親の交流関係を知ることが介護にこれほど役立つとは思わなかった
日本は核家族化が進み、1世帯当たりの人数が年々減っている。1980年ごろは平均3人だったのに、2033年には2を割り込むとの予想があるほどだ。夫婦のみ、あるいは独居の高齢者世帯が増え、離れて暮らす子供は親の暮らしぶりを直接確認することが難しい。
今の高齢者ならスマホを使いこなし、電話やメール、ビデオ通話で連絡を取り合えるから心配ないとの思いもあるだろうが、久しぶりに帰省し数日一緒に暮らしてみるとさまざまな「老い」を目の当たりにすることが珍しくない。以前は問題なかった階段昇降が危なっかしい。食事がワンパターン。家に閉じこもりがち、などなど。
ただ、これらの変化に気づき話をしても、親は「大丈夫、心配ない」と自身の老いを素直に認めたがらない。それ以上突っ込んだ話をしたくても、ガードが堅く苦労するのもよく聞く話だ。筆者も随分とこれで親の真意をくみ取るのに苦労した。そんなもどかしさを解決してくれたのがご近所のHさんだった。

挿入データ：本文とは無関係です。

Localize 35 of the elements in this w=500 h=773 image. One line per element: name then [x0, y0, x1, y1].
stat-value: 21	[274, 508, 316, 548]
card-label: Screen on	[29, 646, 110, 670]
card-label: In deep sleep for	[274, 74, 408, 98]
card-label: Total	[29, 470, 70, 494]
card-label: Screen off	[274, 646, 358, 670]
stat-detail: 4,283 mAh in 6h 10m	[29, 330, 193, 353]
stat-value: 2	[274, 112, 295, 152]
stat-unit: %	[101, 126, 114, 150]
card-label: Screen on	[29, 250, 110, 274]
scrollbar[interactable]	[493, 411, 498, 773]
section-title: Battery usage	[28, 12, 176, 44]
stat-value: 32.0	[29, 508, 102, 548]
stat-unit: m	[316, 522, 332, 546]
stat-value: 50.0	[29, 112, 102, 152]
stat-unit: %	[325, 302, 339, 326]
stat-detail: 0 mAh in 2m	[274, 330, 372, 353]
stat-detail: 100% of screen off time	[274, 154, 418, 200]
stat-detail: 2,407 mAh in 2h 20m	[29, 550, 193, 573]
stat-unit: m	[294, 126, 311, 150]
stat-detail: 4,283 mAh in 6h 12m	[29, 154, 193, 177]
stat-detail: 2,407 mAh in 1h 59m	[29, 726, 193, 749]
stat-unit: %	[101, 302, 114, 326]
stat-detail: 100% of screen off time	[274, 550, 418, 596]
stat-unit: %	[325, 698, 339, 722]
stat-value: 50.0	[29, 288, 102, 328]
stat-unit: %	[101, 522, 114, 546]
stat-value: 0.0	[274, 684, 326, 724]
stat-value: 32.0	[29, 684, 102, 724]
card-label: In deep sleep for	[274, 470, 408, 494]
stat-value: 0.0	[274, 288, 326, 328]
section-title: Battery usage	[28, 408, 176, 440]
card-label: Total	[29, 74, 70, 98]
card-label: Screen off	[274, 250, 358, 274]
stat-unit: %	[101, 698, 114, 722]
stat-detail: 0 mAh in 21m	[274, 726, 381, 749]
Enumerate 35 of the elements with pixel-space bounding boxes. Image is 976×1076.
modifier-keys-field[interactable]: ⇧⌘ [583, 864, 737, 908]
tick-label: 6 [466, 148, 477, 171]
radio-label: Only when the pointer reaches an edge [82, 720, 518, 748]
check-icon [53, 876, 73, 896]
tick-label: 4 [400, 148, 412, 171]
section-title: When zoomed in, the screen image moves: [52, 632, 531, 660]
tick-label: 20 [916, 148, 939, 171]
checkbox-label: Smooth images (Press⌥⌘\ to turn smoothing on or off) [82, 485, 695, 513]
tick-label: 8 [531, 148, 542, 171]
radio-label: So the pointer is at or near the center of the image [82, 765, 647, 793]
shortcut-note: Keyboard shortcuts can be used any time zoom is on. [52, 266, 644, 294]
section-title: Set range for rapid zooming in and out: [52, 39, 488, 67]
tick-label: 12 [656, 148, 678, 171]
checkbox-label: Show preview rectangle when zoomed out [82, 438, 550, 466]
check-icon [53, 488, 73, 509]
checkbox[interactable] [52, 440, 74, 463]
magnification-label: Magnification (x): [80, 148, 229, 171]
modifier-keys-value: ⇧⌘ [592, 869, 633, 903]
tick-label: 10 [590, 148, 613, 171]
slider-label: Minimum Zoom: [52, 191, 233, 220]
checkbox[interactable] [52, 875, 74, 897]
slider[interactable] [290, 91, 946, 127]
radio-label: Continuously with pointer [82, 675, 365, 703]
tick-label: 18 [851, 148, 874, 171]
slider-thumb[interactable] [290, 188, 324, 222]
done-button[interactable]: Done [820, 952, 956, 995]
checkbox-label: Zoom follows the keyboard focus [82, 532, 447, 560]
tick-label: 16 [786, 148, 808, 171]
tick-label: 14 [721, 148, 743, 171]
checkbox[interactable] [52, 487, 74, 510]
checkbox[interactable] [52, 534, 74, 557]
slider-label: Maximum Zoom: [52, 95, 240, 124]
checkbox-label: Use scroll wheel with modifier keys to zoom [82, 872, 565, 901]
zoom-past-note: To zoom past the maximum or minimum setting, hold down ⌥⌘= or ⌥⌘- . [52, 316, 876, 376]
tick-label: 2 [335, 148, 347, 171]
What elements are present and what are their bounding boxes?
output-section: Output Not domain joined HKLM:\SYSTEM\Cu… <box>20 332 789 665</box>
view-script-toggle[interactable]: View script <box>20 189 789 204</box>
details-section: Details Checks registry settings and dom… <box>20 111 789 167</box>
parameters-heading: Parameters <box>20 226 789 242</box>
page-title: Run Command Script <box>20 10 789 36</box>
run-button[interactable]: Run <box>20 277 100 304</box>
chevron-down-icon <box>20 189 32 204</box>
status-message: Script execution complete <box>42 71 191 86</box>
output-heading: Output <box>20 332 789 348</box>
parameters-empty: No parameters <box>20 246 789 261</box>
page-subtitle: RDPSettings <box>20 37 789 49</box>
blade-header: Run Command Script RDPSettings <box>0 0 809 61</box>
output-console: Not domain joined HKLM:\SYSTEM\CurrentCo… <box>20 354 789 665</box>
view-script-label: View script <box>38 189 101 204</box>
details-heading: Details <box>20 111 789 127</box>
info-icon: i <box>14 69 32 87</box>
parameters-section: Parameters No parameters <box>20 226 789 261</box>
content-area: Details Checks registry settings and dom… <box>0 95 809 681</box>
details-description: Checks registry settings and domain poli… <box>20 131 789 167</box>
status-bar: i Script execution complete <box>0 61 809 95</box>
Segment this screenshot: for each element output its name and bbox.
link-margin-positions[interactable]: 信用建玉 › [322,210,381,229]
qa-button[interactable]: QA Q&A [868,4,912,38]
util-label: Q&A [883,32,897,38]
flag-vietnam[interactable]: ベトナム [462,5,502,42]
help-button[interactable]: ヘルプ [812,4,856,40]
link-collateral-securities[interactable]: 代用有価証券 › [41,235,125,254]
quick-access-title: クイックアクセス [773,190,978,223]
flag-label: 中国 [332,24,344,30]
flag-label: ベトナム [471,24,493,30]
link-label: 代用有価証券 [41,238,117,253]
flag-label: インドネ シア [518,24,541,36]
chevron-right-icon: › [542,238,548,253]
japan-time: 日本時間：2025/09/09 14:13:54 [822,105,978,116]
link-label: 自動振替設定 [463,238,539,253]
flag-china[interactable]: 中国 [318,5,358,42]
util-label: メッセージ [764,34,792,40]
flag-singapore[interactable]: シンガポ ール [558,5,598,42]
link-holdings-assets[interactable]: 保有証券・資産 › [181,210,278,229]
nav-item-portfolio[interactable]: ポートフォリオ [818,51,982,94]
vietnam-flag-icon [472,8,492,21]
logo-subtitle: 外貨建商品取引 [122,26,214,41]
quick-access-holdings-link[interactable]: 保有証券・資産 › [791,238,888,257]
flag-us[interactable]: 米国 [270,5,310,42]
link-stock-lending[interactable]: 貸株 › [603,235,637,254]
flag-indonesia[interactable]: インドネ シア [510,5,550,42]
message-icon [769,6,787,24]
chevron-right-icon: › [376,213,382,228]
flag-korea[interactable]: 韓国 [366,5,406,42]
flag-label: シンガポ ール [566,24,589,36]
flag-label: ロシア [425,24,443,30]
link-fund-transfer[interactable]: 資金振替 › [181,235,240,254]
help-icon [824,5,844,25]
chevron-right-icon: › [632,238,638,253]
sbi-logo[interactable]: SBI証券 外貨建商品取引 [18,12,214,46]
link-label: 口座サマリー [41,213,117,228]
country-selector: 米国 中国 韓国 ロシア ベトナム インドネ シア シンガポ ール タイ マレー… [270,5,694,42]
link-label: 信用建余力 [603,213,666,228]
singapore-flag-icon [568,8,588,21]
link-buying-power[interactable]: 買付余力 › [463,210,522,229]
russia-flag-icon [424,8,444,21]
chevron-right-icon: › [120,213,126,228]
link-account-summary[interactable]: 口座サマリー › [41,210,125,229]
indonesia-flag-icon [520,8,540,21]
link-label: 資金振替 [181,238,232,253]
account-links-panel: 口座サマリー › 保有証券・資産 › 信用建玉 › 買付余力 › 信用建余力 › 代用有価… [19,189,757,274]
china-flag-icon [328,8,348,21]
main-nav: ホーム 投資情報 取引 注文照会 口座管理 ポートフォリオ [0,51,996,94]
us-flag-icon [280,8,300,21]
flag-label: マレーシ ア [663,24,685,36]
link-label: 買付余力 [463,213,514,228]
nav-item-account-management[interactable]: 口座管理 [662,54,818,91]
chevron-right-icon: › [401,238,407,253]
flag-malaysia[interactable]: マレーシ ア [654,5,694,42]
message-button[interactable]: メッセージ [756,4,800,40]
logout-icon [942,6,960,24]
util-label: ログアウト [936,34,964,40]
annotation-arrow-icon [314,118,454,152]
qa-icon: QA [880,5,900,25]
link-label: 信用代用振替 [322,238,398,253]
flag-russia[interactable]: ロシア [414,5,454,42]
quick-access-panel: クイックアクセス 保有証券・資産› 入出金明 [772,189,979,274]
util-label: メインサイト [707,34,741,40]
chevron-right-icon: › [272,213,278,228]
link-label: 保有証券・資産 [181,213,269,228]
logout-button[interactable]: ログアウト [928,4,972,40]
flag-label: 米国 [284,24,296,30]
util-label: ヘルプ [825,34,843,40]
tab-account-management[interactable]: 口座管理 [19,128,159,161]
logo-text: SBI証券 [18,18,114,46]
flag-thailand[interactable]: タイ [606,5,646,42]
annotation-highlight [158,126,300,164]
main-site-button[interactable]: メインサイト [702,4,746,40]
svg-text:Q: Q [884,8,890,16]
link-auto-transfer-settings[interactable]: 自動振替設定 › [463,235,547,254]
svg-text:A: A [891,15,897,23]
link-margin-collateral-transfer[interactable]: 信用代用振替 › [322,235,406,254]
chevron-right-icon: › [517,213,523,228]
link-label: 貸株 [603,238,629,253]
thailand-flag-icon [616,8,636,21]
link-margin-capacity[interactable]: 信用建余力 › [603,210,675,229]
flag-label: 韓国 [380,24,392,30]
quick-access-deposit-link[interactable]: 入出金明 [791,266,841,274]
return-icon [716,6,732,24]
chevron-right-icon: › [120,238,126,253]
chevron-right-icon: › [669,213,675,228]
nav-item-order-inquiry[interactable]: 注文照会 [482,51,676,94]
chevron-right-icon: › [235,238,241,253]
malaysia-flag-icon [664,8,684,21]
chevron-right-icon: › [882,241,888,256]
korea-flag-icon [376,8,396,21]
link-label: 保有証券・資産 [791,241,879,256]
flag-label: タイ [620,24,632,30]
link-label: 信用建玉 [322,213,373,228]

Hさんと親は昔からの知り合いで同世代。お互い子供が独立するとよく家を行き来するようになり、これからの生活や子供への思いを語り合ったりしていた。筆者はそんなことなど知らず、たまたま挨拶に行った時「あなたの親御さんはいつもこんな話をしていてね……」と、自分の知らない親の思いを聞かされたのだった。もちろんそれが全て親の本音とは言えないが、親の気持ちの一端を知ることができたのは大きかった。